A time-series forecasting model that combines autoregression, differencing, and moving-average shocks.

An ARIMA ((p,d,q)) model is a univariate time-series model that forecasts a series using a combination of (1) its own lagged values, (2) lagged shocks, and (3) differencing to handle persistent trends or unit-root behavior.

Model Form (Lag-Operator Notation)

One common compact representation is:

[ \phi(L)(1-L)^d y_t = c + \theta(L)\varepsilon_t ]

where:

  • (L) is the lag operator ((Ly_t = y_{t-1})),
  • (d) is the number of differences applied to achieve approximate stationarity,
  • (\phi(L)) is an autoregressive polynomial of order (p),
  • (\theta(L)) is a moving-average polynomial of order (q),
  • (\varepsilon_t) is an unpredictable shock (innovation).

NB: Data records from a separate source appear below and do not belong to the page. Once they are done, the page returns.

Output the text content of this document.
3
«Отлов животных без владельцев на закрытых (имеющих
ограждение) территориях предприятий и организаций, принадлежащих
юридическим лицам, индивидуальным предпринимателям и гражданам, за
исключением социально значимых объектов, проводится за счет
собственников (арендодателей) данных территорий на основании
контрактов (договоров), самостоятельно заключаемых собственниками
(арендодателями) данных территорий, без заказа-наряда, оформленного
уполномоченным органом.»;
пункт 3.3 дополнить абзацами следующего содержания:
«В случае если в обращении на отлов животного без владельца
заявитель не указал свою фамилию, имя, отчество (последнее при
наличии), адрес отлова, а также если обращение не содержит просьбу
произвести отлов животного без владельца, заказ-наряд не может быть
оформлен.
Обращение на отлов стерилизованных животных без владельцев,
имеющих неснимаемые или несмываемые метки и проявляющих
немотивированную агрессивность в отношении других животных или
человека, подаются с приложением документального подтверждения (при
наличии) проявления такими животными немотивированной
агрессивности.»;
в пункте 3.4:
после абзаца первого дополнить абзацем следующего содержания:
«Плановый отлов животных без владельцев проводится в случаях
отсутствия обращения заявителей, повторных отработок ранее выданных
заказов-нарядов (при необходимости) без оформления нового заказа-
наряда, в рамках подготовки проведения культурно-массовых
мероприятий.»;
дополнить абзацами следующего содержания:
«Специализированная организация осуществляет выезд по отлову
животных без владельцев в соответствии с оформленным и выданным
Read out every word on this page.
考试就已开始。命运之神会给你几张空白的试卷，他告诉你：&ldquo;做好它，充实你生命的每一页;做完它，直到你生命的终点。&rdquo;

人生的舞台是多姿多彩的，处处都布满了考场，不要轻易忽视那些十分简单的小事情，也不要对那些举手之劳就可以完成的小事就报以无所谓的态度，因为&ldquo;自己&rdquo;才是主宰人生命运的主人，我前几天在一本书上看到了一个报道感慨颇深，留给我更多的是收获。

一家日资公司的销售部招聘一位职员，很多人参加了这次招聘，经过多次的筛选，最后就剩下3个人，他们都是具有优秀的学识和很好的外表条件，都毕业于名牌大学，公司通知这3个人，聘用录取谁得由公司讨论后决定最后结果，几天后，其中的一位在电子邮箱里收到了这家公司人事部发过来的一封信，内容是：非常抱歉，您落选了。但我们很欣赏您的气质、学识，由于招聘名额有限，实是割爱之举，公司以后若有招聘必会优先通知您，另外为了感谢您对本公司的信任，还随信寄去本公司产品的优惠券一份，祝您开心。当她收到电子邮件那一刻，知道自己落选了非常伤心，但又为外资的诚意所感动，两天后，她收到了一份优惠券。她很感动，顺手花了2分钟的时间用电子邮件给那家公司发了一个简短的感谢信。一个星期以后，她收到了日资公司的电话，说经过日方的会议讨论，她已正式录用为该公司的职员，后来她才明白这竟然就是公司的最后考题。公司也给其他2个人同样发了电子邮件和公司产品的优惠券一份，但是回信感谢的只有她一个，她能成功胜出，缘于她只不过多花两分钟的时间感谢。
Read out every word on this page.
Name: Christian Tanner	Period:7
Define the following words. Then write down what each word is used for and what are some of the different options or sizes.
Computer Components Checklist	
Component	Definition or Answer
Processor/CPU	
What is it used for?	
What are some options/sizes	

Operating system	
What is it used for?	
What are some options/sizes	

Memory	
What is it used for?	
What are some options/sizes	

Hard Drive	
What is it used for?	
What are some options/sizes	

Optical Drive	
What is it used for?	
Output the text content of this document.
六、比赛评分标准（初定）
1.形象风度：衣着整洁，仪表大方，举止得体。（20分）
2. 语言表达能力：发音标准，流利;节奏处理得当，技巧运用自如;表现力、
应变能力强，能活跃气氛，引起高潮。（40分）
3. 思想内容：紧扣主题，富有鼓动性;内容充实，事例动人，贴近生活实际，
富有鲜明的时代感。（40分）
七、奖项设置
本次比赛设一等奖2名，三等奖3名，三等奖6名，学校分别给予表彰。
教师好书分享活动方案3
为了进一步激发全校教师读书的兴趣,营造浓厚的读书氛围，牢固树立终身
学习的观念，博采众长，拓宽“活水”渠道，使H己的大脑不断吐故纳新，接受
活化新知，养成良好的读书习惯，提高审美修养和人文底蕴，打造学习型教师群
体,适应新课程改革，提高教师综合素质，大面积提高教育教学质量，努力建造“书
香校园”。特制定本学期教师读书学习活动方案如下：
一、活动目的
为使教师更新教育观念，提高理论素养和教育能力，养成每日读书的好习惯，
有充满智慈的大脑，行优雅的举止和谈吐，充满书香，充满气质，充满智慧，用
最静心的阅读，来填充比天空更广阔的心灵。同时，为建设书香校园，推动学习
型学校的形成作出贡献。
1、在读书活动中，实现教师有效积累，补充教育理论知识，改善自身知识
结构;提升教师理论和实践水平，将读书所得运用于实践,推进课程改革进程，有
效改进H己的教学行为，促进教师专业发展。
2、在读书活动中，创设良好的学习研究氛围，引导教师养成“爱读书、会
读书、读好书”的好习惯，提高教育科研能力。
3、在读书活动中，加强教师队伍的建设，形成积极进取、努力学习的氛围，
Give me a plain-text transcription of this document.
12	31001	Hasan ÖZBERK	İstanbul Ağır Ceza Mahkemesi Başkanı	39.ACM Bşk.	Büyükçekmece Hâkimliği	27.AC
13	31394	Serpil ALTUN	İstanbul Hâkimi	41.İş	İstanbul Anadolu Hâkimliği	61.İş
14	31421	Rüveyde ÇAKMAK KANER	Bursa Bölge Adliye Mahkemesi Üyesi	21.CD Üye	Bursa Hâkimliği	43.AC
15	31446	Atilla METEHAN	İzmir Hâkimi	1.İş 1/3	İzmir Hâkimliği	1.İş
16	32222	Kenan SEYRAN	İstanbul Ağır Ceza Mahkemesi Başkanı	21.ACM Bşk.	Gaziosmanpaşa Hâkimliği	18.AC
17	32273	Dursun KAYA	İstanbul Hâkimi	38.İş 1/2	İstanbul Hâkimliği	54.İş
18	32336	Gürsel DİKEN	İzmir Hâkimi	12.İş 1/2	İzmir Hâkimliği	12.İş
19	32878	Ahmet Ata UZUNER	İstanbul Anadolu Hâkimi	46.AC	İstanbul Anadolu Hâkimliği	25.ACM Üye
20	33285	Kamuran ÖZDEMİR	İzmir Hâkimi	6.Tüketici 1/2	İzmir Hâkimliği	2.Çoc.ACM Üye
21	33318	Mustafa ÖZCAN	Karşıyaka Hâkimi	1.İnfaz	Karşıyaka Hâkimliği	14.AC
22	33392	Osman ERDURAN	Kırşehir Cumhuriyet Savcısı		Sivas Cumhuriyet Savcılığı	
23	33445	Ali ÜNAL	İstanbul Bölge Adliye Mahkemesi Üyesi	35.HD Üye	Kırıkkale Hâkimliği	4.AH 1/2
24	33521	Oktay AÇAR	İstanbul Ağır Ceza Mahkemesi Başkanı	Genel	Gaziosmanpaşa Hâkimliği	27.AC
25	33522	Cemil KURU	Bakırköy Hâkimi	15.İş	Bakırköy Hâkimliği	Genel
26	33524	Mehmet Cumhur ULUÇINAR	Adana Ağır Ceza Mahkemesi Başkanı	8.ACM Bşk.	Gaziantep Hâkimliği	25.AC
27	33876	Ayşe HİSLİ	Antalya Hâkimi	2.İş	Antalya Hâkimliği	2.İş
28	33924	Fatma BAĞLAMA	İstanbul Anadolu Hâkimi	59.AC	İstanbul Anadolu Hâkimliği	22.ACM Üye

The Three Components (Plain Language)

  • AR ((p)): today’s value depends on past values.
  • I ((d)): differences remove persistent level effects (for example, trends or unit roots).
  • MA ((q)): today’s value depends on past shocks (forecast errors).

How ARIMA Is Used (Box-Jenkins Workflow)

  1. Make the series stationary (choose \(d\); optionally transform logs).
  2. Identify \(p\) and \(q\) using the ACF/PACF and diagnostics.
  3. Estimate the model parameters.
  4. Diagnose residuals (should look like white noise).
  5. Forecast and evaluate out-of-sample performance.

Practical Notes And Limitations

  • ARIMA is primarily a forecasting tool; it does not by itself identify causal effects.
  • Structural breaks (policy regime changes, measurement changes, crises) can make historical ARIMA relationships unstable.
  • Over-differencing can remove useful long-run information and create artificial moving-average behavior.

Common Extensions

  • SARIMA: adds seasonal AR/MA terms and seasonal differencing.
  • ARIMAX: includes exogenous regressors (not purely univariate).